Reviewing an album without letting preconceived notions become an influence can be a challenge. Especially since I saw The Royal Concept perform their self-titled EP in its entirety just over a week ago. The dance rock quarter from Sweden knocked my socks off at the 2012 New Music Seminar’s Opening Night Party, but did that charisma and energy translate to their debut EP?
In a word…absolutely. The five-song album brings ‘80s influences—synthesizers, drum pads—into the 21st century with skilled instrument work and strong vocals. The Royal Concept comes out swinging on the opening track “Gimme Twice” with a hard-hitting bass line that has you nodding your head to the beat before the first verse even starts.

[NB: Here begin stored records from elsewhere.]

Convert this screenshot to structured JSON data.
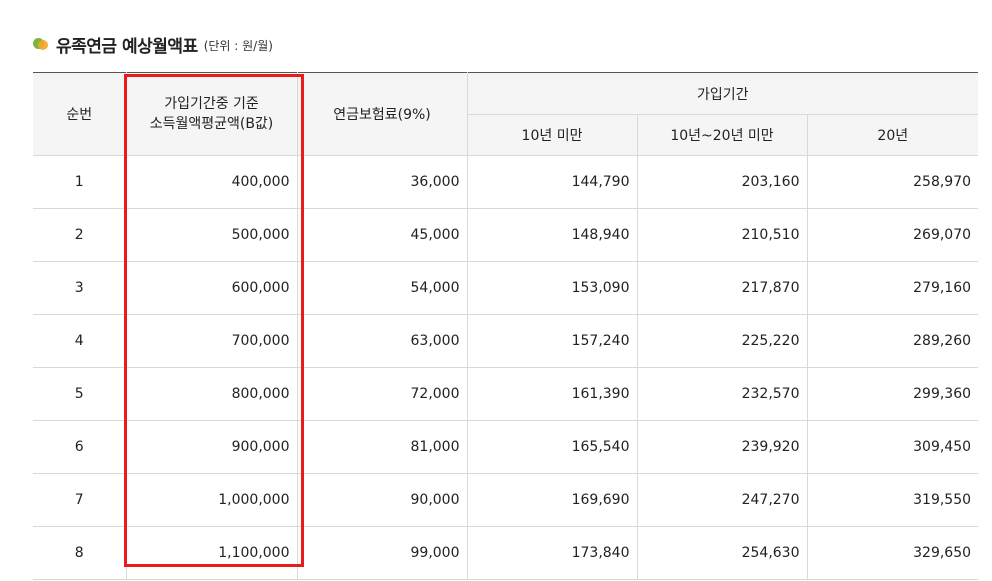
{
  "header": {
    "title": "유족연금 예상월액표",
    "unit": "(단위 : 원/월)"
  },
  "table": {
    "col_seq": "순번",
    "col_income_line1": "가입기간중 기준",
    "col_income_line2": "소득월액평균액(B값)",
    "col_premium": "연금보험료(9%)",
    "col_period_group": "가입기간",
    "col_under10": "10년 미만",
    "col_10to20": "10년~20년 미만",
    "col_20": "20년",
    "rows": [
      {
        "seq": "1",
        "income": "400,000",
        "premium": "36,000",
        "under10": "144,790",
        "mid": "203,160",
        "y20": "258,970"
      },
      {
        "seq": "2",
        "income": "500,000",
        "premium": "45,000",
        "under10": "148,940",
        "mid": "210,510",
        "y20": "269,070"
      },
      {
        "seq": "3",
        "income": "600,000",
        "premium": "54,000",
        "under10": "153,090",
        "mid": "217,870",
        "y20": "279,160"
      },
      {
        "seq": "4",
        "income": "700,000",
        "premium": "63,000",
        "under10": "157,240",
        "mid": "225,220",
        "y20": "289,260"
      },
      {
        "seq": "5",
        "income": "800,000",
        "premium": "72,000",
        "under10": "161,390",
        "mid": "232,570",
        "y20": "299,360"
      },
      {
        "seq": "6",
        "income": "900,000",
        "premium": "81,000",
        "under10": "165,540",
        "mid": "239,920",
        "y20": "309,450"
      },
      {
        "seq": "7",
        "income": "1,000,000",
        "premium": "90,000",
        "under10": "169,690",
        "mid": "247,270",
        "y20": "319,550"
      },
      {
        "seq": "8",
        "income": "1,100,000",
        "premium": "99,000",
        "under10": "173,840",
        "mid": "254,630",
        "y20": "329,650"
      }
    ]
  },
  "colors": {
    "highlight_border": "#e81c1c",
    "bullet_green": "#7cb342",
    "bullet_orange": "#f5a623"
  }
}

When their songs could become overly elaborate and muddled, The Royal Concept expertly know when to pull back and remind their audience that at their core, they are talented musicians. “D-D-Dance,” a summer anthem if I’ve ever heard one, focuses mainly on a cheery, bombastic chorus and truncated guitar riffs and sparse drumbeats during the verses. Middle track “Knocked Up” brings into play a number of their greatest tricks—intricate plucking, synthesized pick slides—but goes back to basics on the chorus, backing the lead singer with subtle guitar and drum work that allow the vocals to stand out.
The track order of the EP left me scratching my head a bit. Concluding the album with “In the End,” the slowest song of the set, is an interesting choice. It seems counterintuitive for a record that, until to that point, had wanted to make people dance and have fun sends its listeners off with the downtempo melancholy of a modernized ‘80s ballad, synthesized vocals and all. “In the End” isn’t a bad song. It’s surprisingly heartfelt and executed well, but especially coming off the heels of “D-D-Dance,” arguably the EP’s highest energy track, it feels anticlimactic as a closing statement after four songs of vociferous build-up.
The Royal Concept’s self-titled EP is a strong debut. Technically speaking, they show awesome musicality and understanding of their style, but put simply, they make great dance music and they seems to have a great time doing it. While The Royal Concept may not be reinventing the wheel, they’re certainly adding hydraulics to it.